Eu escolhi as palavras e disse-lhe:

-"Vai ver o teu pai que está, como sabes, muito mal e a morrer. Olha para ele, dá-lhe a mão e aproveita os únicos momentos que vais poder estar com ele. Deixa-o pedir-te desculpa."

- "Mais tarde, logo decides se o desculpas ou não".


- "Oh stôr, não sei se sou capaz."

- "Não precisas de saber."

- "Imagina que um dia mais tarde sonhas que gostarias de, pelo menos uma vez na vida, olhar, tocar e ser tocada pelo teu pai."

Ela assim fez!

O pai morreu nessa mesma semana.

Há dois anos atrás encontrei, mãe e filha, felizes e com a vida resolvida. Ambas empregadas, estabilizadas.

E, a certa altura da longa conversa, a R. disse-me assim:

- "Foi bom ter uma memória do meu pai sem ser apenas de fotografia"!
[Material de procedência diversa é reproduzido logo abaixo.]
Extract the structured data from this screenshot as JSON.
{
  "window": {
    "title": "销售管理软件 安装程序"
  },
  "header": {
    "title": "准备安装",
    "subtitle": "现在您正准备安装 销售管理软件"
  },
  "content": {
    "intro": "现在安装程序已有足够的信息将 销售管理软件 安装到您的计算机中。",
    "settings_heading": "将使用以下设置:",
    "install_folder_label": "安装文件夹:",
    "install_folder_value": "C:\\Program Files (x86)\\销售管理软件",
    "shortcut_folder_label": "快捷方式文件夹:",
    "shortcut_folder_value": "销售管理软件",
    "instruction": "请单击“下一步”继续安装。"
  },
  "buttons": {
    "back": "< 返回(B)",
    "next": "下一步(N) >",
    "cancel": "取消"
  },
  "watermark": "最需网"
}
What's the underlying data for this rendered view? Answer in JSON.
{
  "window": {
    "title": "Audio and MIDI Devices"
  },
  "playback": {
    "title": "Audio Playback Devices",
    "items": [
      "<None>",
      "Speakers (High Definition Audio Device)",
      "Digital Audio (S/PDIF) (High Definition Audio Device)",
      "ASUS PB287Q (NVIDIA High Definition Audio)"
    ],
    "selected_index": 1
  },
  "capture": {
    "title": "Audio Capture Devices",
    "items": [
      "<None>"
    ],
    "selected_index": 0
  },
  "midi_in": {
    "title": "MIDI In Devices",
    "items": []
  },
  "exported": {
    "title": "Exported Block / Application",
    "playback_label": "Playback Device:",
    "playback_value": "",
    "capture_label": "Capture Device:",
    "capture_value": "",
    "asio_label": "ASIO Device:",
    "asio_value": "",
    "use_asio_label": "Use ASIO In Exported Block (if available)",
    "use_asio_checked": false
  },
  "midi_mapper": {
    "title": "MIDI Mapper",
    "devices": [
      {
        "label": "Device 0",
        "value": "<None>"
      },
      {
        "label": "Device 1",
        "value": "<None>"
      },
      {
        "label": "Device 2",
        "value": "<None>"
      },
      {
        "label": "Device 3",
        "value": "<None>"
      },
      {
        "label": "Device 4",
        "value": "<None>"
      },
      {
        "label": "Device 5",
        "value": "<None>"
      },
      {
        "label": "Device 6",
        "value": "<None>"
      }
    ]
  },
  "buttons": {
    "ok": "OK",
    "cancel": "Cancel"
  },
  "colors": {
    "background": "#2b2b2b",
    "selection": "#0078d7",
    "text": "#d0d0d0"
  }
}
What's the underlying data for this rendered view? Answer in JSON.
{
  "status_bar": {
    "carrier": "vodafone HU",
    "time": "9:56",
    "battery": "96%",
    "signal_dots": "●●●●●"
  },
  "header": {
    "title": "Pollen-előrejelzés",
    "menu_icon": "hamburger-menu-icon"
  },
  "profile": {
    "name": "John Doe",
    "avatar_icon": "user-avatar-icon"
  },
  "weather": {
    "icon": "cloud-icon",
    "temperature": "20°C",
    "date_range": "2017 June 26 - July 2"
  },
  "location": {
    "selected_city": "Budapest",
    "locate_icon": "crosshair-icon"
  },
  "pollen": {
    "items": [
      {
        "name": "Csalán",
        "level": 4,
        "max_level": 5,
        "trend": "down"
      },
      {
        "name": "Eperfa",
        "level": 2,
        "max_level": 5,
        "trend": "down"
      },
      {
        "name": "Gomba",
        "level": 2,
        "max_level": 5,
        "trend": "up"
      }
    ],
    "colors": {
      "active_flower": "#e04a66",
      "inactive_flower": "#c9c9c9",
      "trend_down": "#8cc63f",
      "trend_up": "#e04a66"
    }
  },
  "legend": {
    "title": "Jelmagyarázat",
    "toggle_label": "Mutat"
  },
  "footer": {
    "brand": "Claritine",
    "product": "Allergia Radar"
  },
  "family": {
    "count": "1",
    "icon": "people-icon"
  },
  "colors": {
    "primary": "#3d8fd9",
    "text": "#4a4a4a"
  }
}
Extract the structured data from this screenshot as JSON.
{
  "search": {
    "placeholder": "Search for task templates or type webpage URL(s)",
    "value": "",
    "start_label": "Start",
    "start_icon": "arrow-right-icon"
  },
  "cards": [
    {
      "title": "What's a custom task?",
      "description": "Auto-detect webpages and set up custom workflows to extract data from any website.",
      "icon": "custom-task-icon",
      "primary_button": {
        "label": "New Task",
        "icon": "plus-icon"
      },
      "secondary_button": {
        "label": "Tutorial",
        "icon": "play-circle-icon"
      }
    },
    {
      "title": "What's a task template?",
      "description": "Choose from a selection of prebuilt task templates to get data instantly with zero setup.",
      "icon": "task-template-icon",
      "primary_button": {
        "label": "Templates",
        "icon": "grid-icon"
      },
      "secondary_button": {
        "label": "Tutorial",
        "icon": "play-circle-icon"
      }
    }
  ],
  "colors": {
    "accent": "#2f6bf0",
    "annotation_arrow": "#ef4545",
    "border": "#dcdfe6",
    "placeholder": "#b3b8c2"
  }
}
- "Ajudou-me a desculpá-lo e a fazer a minha mãe esquecer".

2 comentários:

Jaime A. disse...

Pedro, talvez tenhas dado a resposta mais linda e mais certa da tua vida.
Uma imagem não se perdoa; uma pessoa, mesmo com a morte a rondá-la, perdoa-se e, uma paz, de certeza, pairará sobre quem perdoa e sobre quem é perdoado.

"Oh stôr, não sei se sou capaz."

- "Não precisas de saber."

- "Imagina que um dia mais tarde sonhas que gostarias de, pelo menos uma vez na vida, olhar, tocar e ser tocada pelo teu pai."

Um diálogo maravilhoso. Parabéns!!!

Anónimo disse...

Uma história muito comovente e, deixa-me que te diga, um bom apoio que deste a esta menina :) * beijinhos!